Myth 6: The IIoT Infrastructure is Already in Place
It’s actually not; there are limits to what we can do with cloud services. Once we start equipping every motor, actuator and sensor with IIoT capabilities, there won’t be enough cloud storage for all that generated data. We’d have to cover the planet with server farms to store it all! The IIoT infrastructure needs to evolve to the point where data can be automatically curated and analyzed locally with only summary data transmitted to offsite storage.
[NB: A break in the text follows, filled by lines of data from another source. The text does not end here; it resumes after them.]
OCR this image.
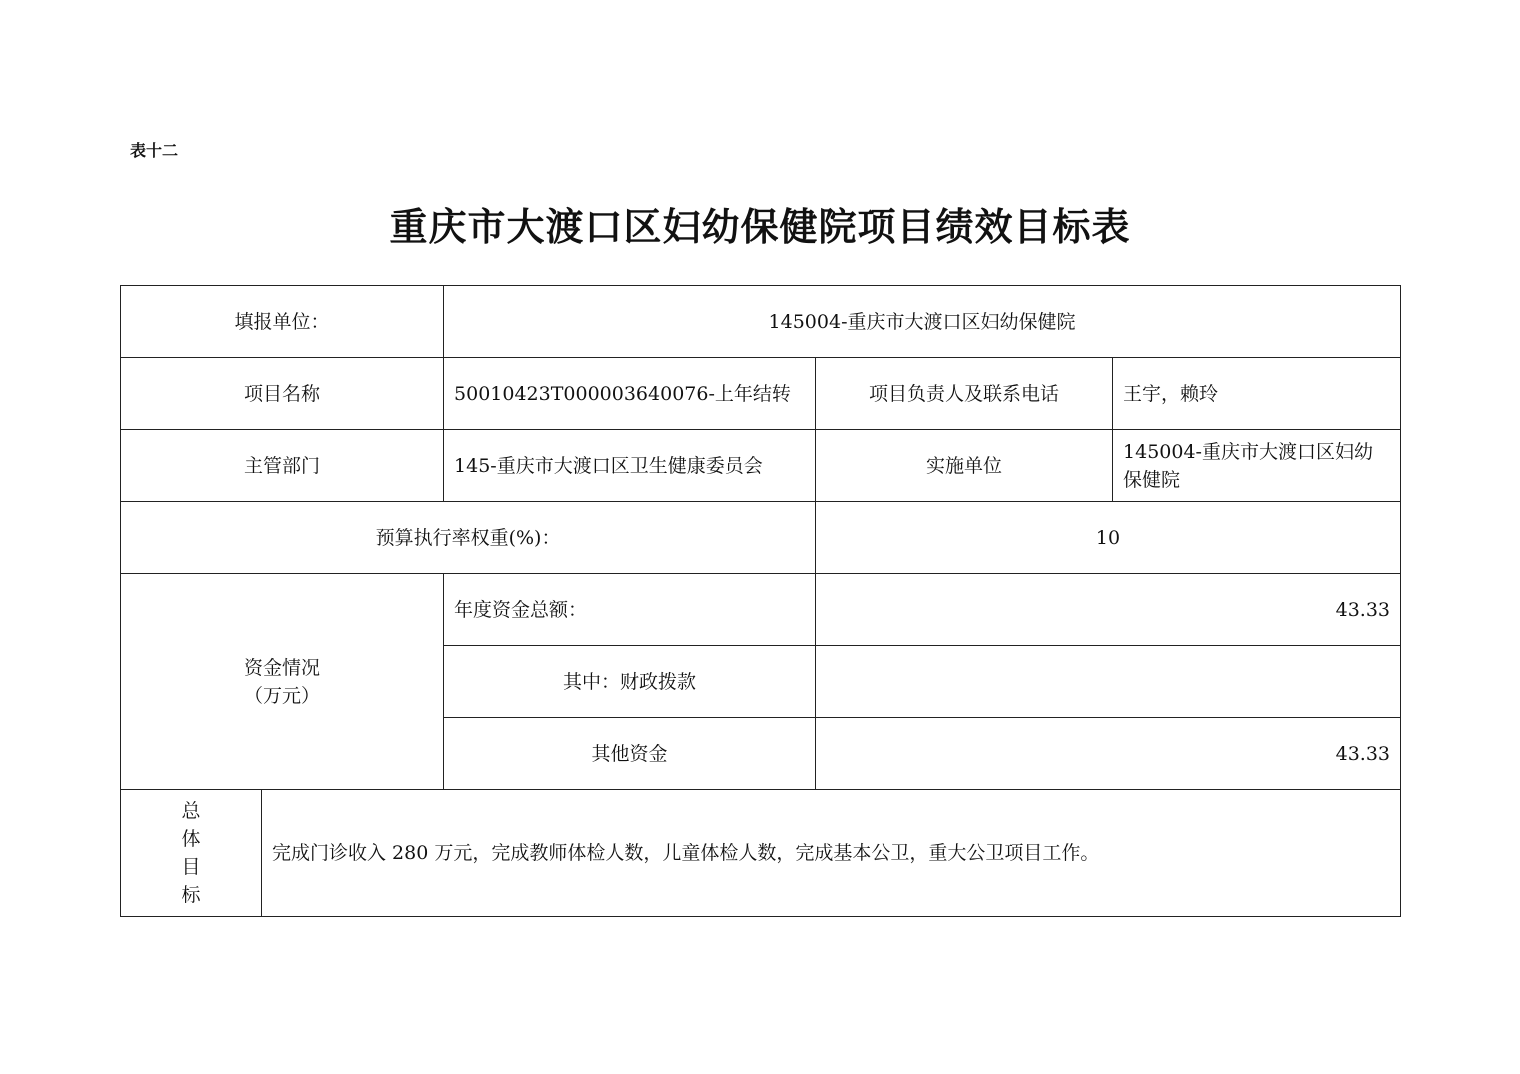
表十二
重庆市大渡口区妇幼保健院项目绩效目标表
填报单位：		145004-重庆市大渡口区妇幼保健院		
项目名称		50010423T000003640076-上年结转	项目负责人及联系电话	王宇，赖玲
主管部门		145-重庆市大渡口区卫生健康委员会	实施单位	145004-重庆市大渡口区妇幼保健院
预算执行率权重(%)：			10	

资金情况
（万元）		年度资金总额：	43.33	
		其中：财政拨款		
		其他资金	43.33	

总体目标	完成门诊收入 280 万元，完成教师体检人数，儿童体检人数，完成基本公卫，重大公卫项目工作。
GE Predix’s, Microsoft Azure and the rest are only the first generation of the IIoT infrastructure that our manufacturing plants will need.
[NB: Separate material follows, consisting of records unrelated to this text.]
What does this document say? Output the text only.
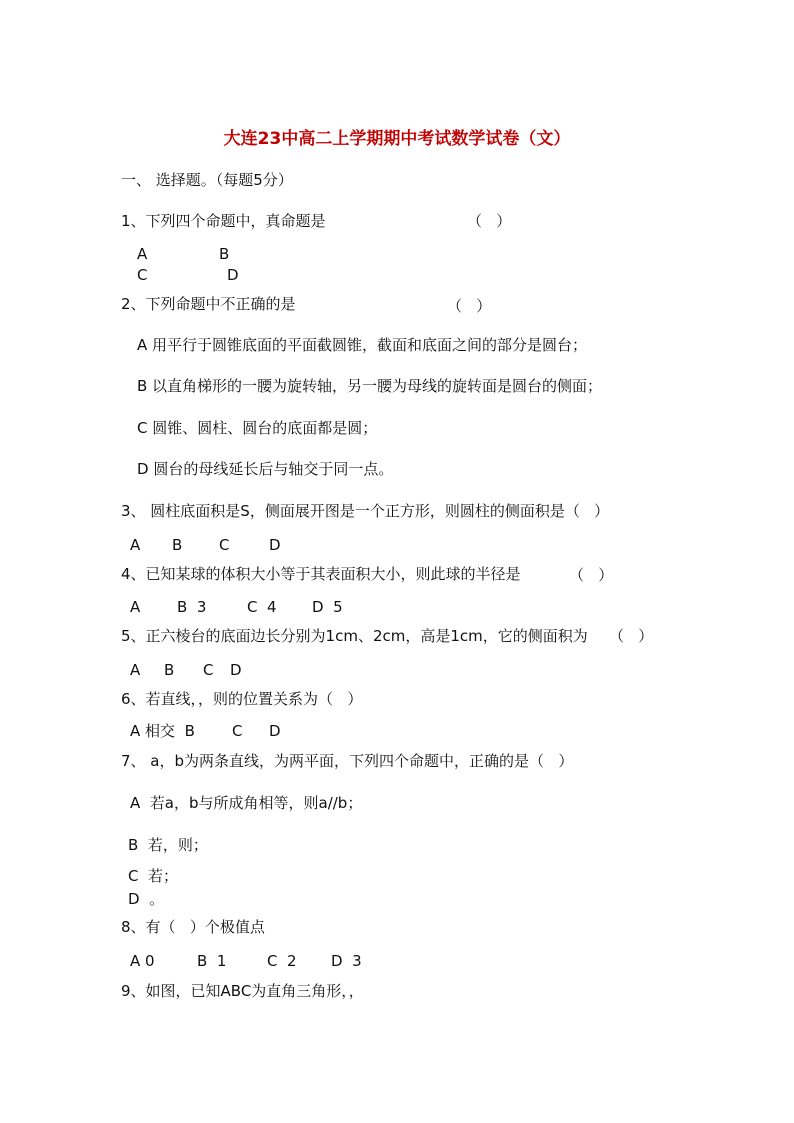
大连23中高二上学期期中考试数学试卷（文）
一、 选择题。（每题5分）
1、下列四个命题中，真命题是	（   ）
A	B
C	D
2、下列命题中不正确的是	（   ）
A 用平行于圆锥底面的平面截圆锥，截面和底面之间的部分是圆台；
B 以直角梯形的一腰为旋转轴，另一腰为母线的旋转面是圆台的侧面；
C 圆锥、圆柱、圆台的底面都是圆；
D 圆台的母线延长后与轴交于同一点。
3、 圆柱底面积是S，侧面展开图是一个正方形，则圆柱的侧面积是（   ）
A B C	D
4、已知某球的体积大小等于其表面积大小，则此球的半径是	（   ）
A B  3	C  4 D  5
5、正六棱台的底面边长分别为1cm、2cm，高是1cm，它的侧面积为 （   ）
A B C D
6、若直线，，则的位置关系为（   ）
A 相交  B C D
7、 a，b为两条直线，为两平面，下列四个命题中，正确的是（   ）
A  若a，b与所成角相等，则a//b；
B  若，则；
C  若；
D  。
8、有（   ）个极值点
A 0	B  1	C  2 D  3
9、如图，已知ABC为直角三角形，，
Myth 7: The “Have Raspberry Pi – Will do IIoT for Food” Myth
I love the Raspberry Pi for quick demonstration projects, but as a long term, supportable technology on the manufacturing floor, it’s much too limited. The Raspberry Pi is a very underpowered IIoT device, unable to perform the curating, analysis and summarizing of data that will be needed in tomorrow’s IIoT projects. It’s the equivalent of designing your next automation device with an 8-bit processor.
Myth 8: The IoT Chaos is Only Temporary
I predict this will never get sorted out. IIoT is destined to become fragmented with oodles of competing standards. The market is too big, the applications too numerous, the vendors too disparate to ever coalesce around a group of standards, let alone a single standard. Just last month I ran into a major consumer products company that is basing their IIoT efforts around Kafka, a technology named after a Russian poet!
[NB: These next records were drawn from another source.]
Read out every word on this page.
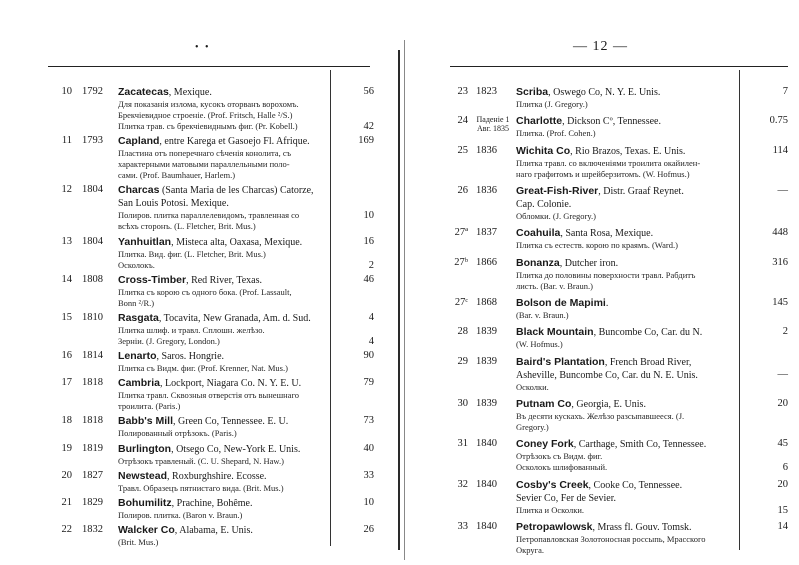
• •
10 1792 Zacatecas, Mexique.
Для показанія излома, кусокъ оторванъ ворохомъ.
Брекчіевидное строеніе. (Prof. Fritsch, Halle ²/S.)
Плитка трав. съ брекчіевиднымъ фиг. (Pr. Kobell.)
56
42
11 1793 Capland, entre Karega et Gasoejo Fl. Afrique.
Пластина отъ поперечнаго сѣченія конолита, съ
характерными матовыми параллельными поло-
сами. (Prof. Baumhauer, Harlem.)
169
12 1804 Charcas (Santa Maria de les Charcas) Catorze,
San Louis Potosi. Mexique.
Полиров. плитка параллелевидомъ, травленная со
всѣхъ сторонъ. (L. Fletcher, Brit. Mus.)
10
13 1804 Yanhuitlan, Misteca alta, Oaxasa, Mexique.
Плитка. Вид. фиг. (L. Fletcher, Brit. Mus.)
Осколокъ.
16
2
14 1808 Cross-Timber, Red River, Texas.
Плитка съ корою съ одного бока. (Prof. Lassault,
Bonn ²/R.)
46
15 1810 Rasgata, Tocavita, New Granada, Am. d. Sud.
Плитка шлиф. и травл. Сплошн. желѣзо.
Зерніи. (J. Gregory, London.)
4
4
16 1814 Lenarto, Saros. Hongrie.
Плитка съ Видм. фиг. (Prof. Krenner, Nat. Mus.)
90
17 1818 Cambria, Lockport, Niagara Co. N. Y. E. U.
Плитка травл. Сквозныя отверстія отъ вынешнаго
троилита. (Paris.)
79
18 1818 Babb's Mill, Green Co, Tennessee. E. U.
Полированный отрѣзокъ. (Paris.)
73
19 1819 Burlington, Otsego Co, New-York E. Unis.
Отрѣзокъ травленый. (C. U. Shepard, N. Haw.)
40
20 1827 Newstead, Roxburghshire. Ecosse.
Травл. Образецъ пятнистаго вида. (Brit. Mus.)
33
21 1829 Bohumilitz, Prachine, Bohême.
Полиров. плитка. (Baron v. Braun.)
10
22 1832 Walcker Co, Alabama, E. Unis.
(Brit. Mus.)
26
— 12 —
23 1823 Scriba, Oswego Co, N. Y. E. Unis.
Плитка (J. Gregory.)
7
24 Паденіе 1 Авг. 1835
Charlotte, Dickson Cº, Tennessee.
Плитка. (Prof. Cohen.)
0.75
25 1836 Wichita Co, Rio Brazos, Texas. E. Unis.
Плитка травл. со включеніями троилита окайилен-
наго графитомъ и шрейберзитомъ. (W. Hofmus.)
114
26 1836 Great-Fish-River, Distr. Graaf Reynet.
Cap. Colonie.
Обломки. (J. Gregory.)
—
27ª 1837 Coahuila, Santa Rosa, Mexique.
Плитка съ естеств. корою по краямъ. (Ward.)
448
27ᵇ 1866 Bonanza, Dutcher iron.
Плитка до половины поверхности травл. Рабдитъ
листь. (Bar. v. Braun.)
316
27ᶜ 1868 Bolson de Mapimi.
(Bar. v. Braun.)
145
28 1839 Black Mountain, Buncombe Co, Car. du N.
(W. Hofmus.)
2
29 1839 Baird's Plantation, French Broad River,
Asheville, Buncombe Co, Car. du N. E. Unis.
Осколки.
—
30 1839 Putnam Co, Georgia, E. Unis.
Въ десяти кускахъ. Желѣзо разсыпавшееся. (J.
Gregory.)
20
31 1840 Coney Fork, Carthage, Smith Co, Tennessee.
Отрѣзокъ съ Видм. фиг.
Осколокъ шлифованный.
45
6
32 1840 Cosby's Creek, Cooke Co, Tennessee.
Sevier Co, Fer de Sevier.
Плитка и Осколки.
20
15
33 1840 Petropawlowsk, Mrass fl. Gouv. Tomsk.
Петропавловская Золотоносная россыпь, Мрасского
Округа.
14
And if you’re a device manufacturer making drives, robots or even simpler devices, the landscape is going to be especially chaotic and complex. You will need to think about what customers you’ll serve and how you’ll use devices, services, applications, hardware platforms, standards groups, business models, geographies and even other users to serve them. It’s going to be a lot harder than just adding an EtherNet/IP or Profinet IO to your device.
Myth 9: IIoT is Hard to Do / IIoT is Easy to Do
These are both myths and truths at the same time, depending on your perspective. IIoT is easy to do if you just want to move some data and you aren’t really concerned about security, meta data, longevity or Return on Investment (ROI). Just moving data is easy (see Myth #3).
IIoT is hard to do if you want to do it right. That means securing the data, executing a project that completes on schedule, using hardware and software components that are viable for the long term and making money (ROI).
Myth 10: The Open Source Myth
I’m not a fan of open source in the manufacturing world, though I’m admittedly biased – we sell software that is also available as open source. I know far too many ‘gotchas’ in the manufacturing world. I see technologies like OPC UA that are extraordinarily feature-rich and extremely complicated to deploy. I see significant risk in going with an open source project in a complicated manufacturing environment where millions of dollars can be at stake. I see it as risky to not have a partner that can assist you when the dog poo hits the fan. Open source is a good strategy for demonstration projects, but if you are going to go open source, make sure you fund your own internal expert in that technology that can manage it for you.
One thing is clear to me: the manufacturers who have clarity of purpose (ROI) and develop the flexibility, agility and speed to adapt IIoT are going to gain competitive advantage in the marketplace!